We evaluate each news story based on its real impact versus its media hype to offer a clear and objective perspective.
AI Analysis:
Moderate signal value regarding the growing viability of local, optimized models, though the benchmark itself remains niche and the comparisons are anecdotal.
Article Summary
Using the idiosyncratic 'pelican on a bicycle' benchmark, Simon Willison compared the output of Qwen3.6-35B-A3B and Anthropic's Claude Opus 4.7. While noting that the benchmark is intentionally absurd, the author finds a direct, albeit loose, correlation between generative quality and general usefulness. The comparison shows that while Opus 4.7 is state-of-the-art, the smaller, quantized Qwen model currently wins on specific SVG generation tasks, suggesting that resource-constrained local models might outperform massive, proprietary cloud APIs for certain types of creative output.
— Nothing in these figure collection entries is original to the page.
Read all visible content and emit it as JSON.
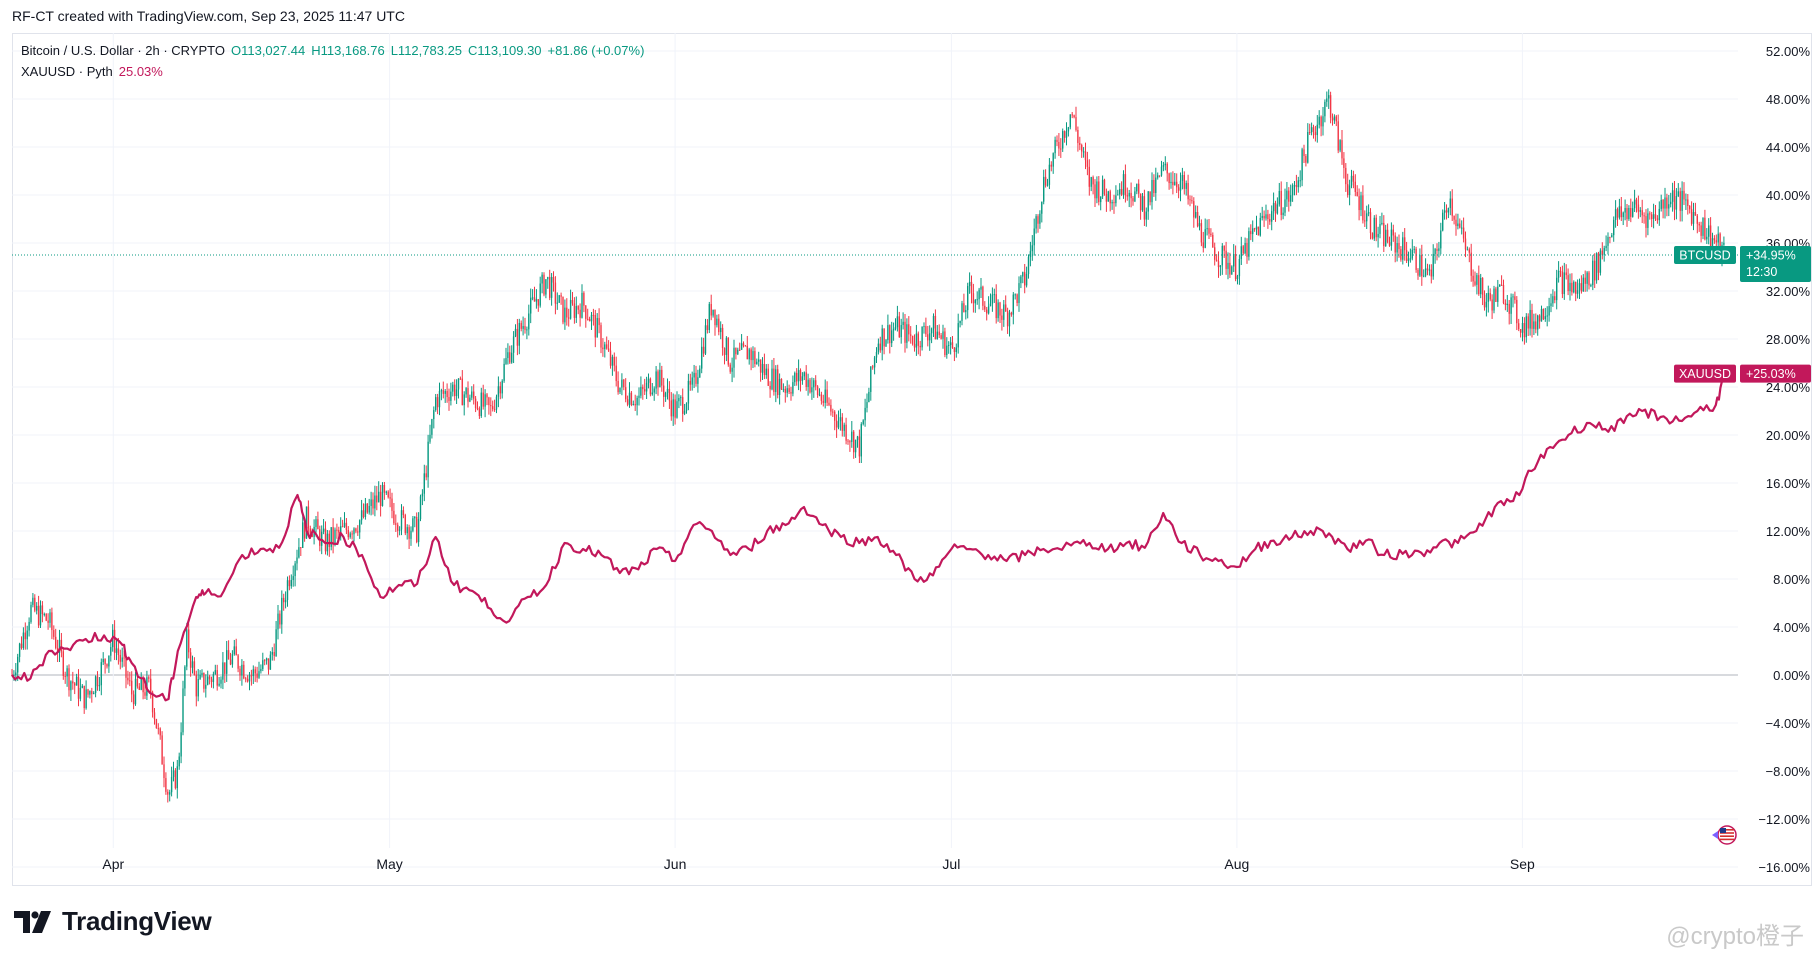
{
  "header": {
    "text": "RF-CT created with TradingView.com, Sep 23, 2025 11:47 UTC"
  },
  "legend": {
    "main": {
      "symbol": "Bitcoin / U.S. Dollar · 2h · CRYPTO",
      "open": "O113,027.44",
      "high": "H113,168.76",
      "low": "L112,783.25",
      "close": "C113,109.30",
      "change": "+81.86 (+0.07%)"
    },
    "compare": {
      "symbol": "XAUUSD · Pyth",
      "value": "25.03%"
    }
  },
  "badges": {
    "btc": {
      "label": "BTCUSD",
      "value": "+34.95%",
      "countdown": "12:30"
    },
    "xau": {
      "label": "XAUUSD",
      "value": "+25.03%"
    }
  },
  "brand": {
    "name": "TradingView"
  },
  "watermark": {
    "text": "@crypto橙子"
  },
  "colors": {
    "up": "#089981",
    "down": "#f23645",
    "xau": "#c2185b",
    "grid": "#f0f3fa",
    "zero": "#b2b5be"
  },
  "chart_data": {
    "type": "line",
    "x_labels": [
      "Apr",
      "May",
      "Jun",
      "Jul",
      "Aug",
      "Sep"
    ],
    "y_ticks": [
      "52.00%",
      "48.00%",
      "44.00%",
      "40.00%",
      "36.00%",
      "32.00%",
      "28.00%",
      "24.00%",
      "20.00%",
      "16.00%",
      "12.00%",
      "8.00%",
      "4.00%",
      "0.00%",
      "−4.00%",
      "−8.00%",
      "−12.00%",
      "−16.00%"
    ],
    "ylim": [
      -17.5,
      53.5
    ],
    "series": [
      {
        "name": "BTCUSD",
        "style": "candles",
        "x": [
          "Mar 21",
          "Mar 23",
          "Mar 25",
          "Mar 27",
          "Mar 29",
          "Mar 31",
          "Apr 1",
          "Apr 3",
          "Apr 5",
          "Apr 7",
          "Apr 8",
          "Apr 9",
          "Apr 10",
          "Apr 12",
          "Apr 14",
          "Apr 16",
          "Apr 18",
          "Apr 20",
          "Apr 22",
          "Apr 24",
          "Apr 26",
          "Apr 28",
          "Apr 30",
          "May 2",
          "May 4",
          "May 6",
          "May 8",
          "May 10",
          "May 12",
          "May 14",
          "May 16",
          "May 18",
          "May 20",
          "May 22",
          "May 24",
          "May 26",
          "May 28",
          "May 30",
          "Jun 1",
          "Jun 3",
          "Jun 5",
          "Jun 7",
          "Jun 9",
          "Jun 11",
          "Jun 13",
          "Jun 15",
          "Jun 17",
          "Jun 19",
          "Jun 21",
          "Jun 23",
          "Jun 25",
          "Jun 27",
          "Jun 29",
          "Jul 1",
          "Jul 3",
          "Jul 5",
          "Jul 7",
          "Jul 9",
          "Jul 11",
          "Jul 14",
          "Jul 16",
          "Jul 18",
          "Jul 20",
          "Jul 22",
          "Jul 24",
          "Jul 26",
          "Jul 28",
          "Jul 30",
          "Aug 1",
          "Aug 3",
          "Aug 5",
          "Aug 7",
          "Aug 9",
          "Aug 11",
          "Aug 13",
          "Aug 14",
          "Aug 16",
          "Aug 18",
          "Aug 20",
          "Aug 22",
          "Aug 24",
          "Aug 26",
          "Aug 28",
          "Aug 30",
          "Sep 1",
          "Sep 3",
          "Sep 5",
          "Sep 7",
          "Sep 9",
          "Sep 11",
          "Sep 13",
          "Sep 15",
          "Sep 17",
          "Sep 19",
          "Sep 21",
          "Sep 23"
        ],
        "values": [
          0,
          5.5,
          4.5,
          0,
          -2,
          1,
          3,
          -1.5,
          -1,
          -10,
          -8,
          3,
          -1,
          0,
          1.5,
          0,
          1,
          8,
          13,
          11,
          12,
          13,
          15,
          13,
          12,
          23,
          24,
          23,
          22,
          27,
          30,
          33,
          30,
          31,
          28,
          24,
          23,
          25,
          22,
          24,
          31,
          26,
          27,
          25,
          24,
          25,
          23,
          21,
          19,
          28,
          29,
          28,
          29,
          27,
          32,
          31,
          30,
          33,
          41,
          47,
          41,
          40,
          41,
          39,
          42,
          41,
          37,
          35,
          34,
          37,
          39,
          40,
          45,
          48,
          41,
          40,
          37,
          36,
          35,
          33,
          40,
          35,
          31,
          32,
          29,
          30,
          33,
          32,
          34,
          38,
          39,
          38,
          40,
          39,
          37,
          35
        ]
      },
      {
        "name": "XAUUSD",
        "style": "line",
        "x": [
          "Mar 21",
          "Mar 23",
          "Mar 25",
          "Mar 27",
          "Mar 29",
          "Mar 31",
          "Apr 2",
          "Apr 3",
          "Apr 5",
          "Apr 7",
          "Apr 8",
          "Apr 10",
          "Apr 11",
          "Apr 13",
          "Apr 15",
          "Apr 17",
          "Apr 19",
          "Apr 21",
          "Apr 22",
          "Apr 24",
          "Apr 26",
          "Apr 28",
          "Apr 30",
          "May 2",
          "May 4",
          "May 6",
          "May 8",
          "May 10",
          "May 12",
          "May 14",
          "May 16",
          "May 18",
          "May 20",
          "May 22",
          "May 24",
          "May 26",
          "May 28",
          "May 30",
          "Jun 1",
          "Jun 3",
          "Jun 5",
          "Jun 7",
          "Jun 9",
          "Jun 11",
          "Jun 13",
          "Jun 15",
          "Jun 17",
          "Jun 19",
          "Jun 21",
          "Jun 23",
          "Jun 25",
          "Jun 27",
          "Jun 29",
          "Jul 1",
          "Jul 3",
          "Jul 5",
          "Jul 7",
          "Jul 9",
          "Jul 11",
          "Jul 14",
          "Jul 16",
          "Jul 18",
          "Jul 20",
          "Jul 22",
          "Jul 24",
          "Jul 26",
          "Jul 28",
          "Jul 30",
          "Aug 1",
          "Aug 3",
          "Aug 5",
          "Aug 7",
          "Aug 9",
          "Aug 11",
          "Aug 13",
          "Aug 15",
          "Aug 17",
          "Aug 19",
          "Aug 21",
          "Aug 23",
          "Aug 25",
          "Aug 27",
          "Aug 29",
          "Aug 31",
          "Sep 2",
          "Sep 4",
          "Sep 6",
          "Sep 8",
          "Sep 10",
          "Sep 12",
          "Sep 14",
          "Sep 16",
          "Sep 18",
          "Sep 20",
          "Sep 22",
          "Sep 23"
        ],
        "values": [
          0,
          -0.3,
          2,
          2.2,
          3,
          3.3,
          2.5,
          1,
          -1.5,
          -2,
          2,
          6.5,
          6.8,
          7,
          10,
          10.5,
          10.6,
          15,
          12,
          11,
          11.5,
          10,
          6.5,
          7.5,
          7.6,
          11.5,
          7.5,
          7,
          5.5,
          4.5,
          6.5,
          7.5,
          11,
          10.5,
          10,
          8.5,
          8.8,
          10.5,
          9.5,
          12.5,
          12,
          10,
          10.5,
          12,
          12.5,
          14,
          12.5,
          11.5,
          11,
          11.5,
          10,
          8,
          8.3,
          10.5,
          10.5,
          10,
          9.5,
          10,
          10.5,
          10.8,
          11,
          10.5,
          11,
          10.6,
          13.5,
          11,
          10,
          9.5,
          9,
          10.5,
          11.2,
          11.5,
          12,
          11.8,
          10.5,
          11.2,
          10,
          10.1,
          10.2,
          11,
          11,
          12,
          14,
          14.5,
          17,
          19,
          20,
          21,
          20.5,
          21,
          22,
          21.5,
          21.2,
          22,
          22.5,
          25.03
        ]
      }
    ]
  }
}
The piece concludes with a reflection on the difficulty of benchmarking LLMs, asserting that the utility of these models is no longer simply tied to the absurdity of the comparison task.Key Points
- Qwen 3.6-35B-A3B, run locally on consumer hardware, currently produced better results for SVG illustration than Anthropic's powerful Claude Opus 4.7.
- The article underscores the difficulty in establishing a reliable 'utility' metric for modern LLMs, as the connection between benchmark quality and real-world application is weakening.
- While proprietary cloud models (like Opus 4.7) set the high bar, smaller, quantized models are proving surprisingly effective for specific, creative, resource-bound outputs.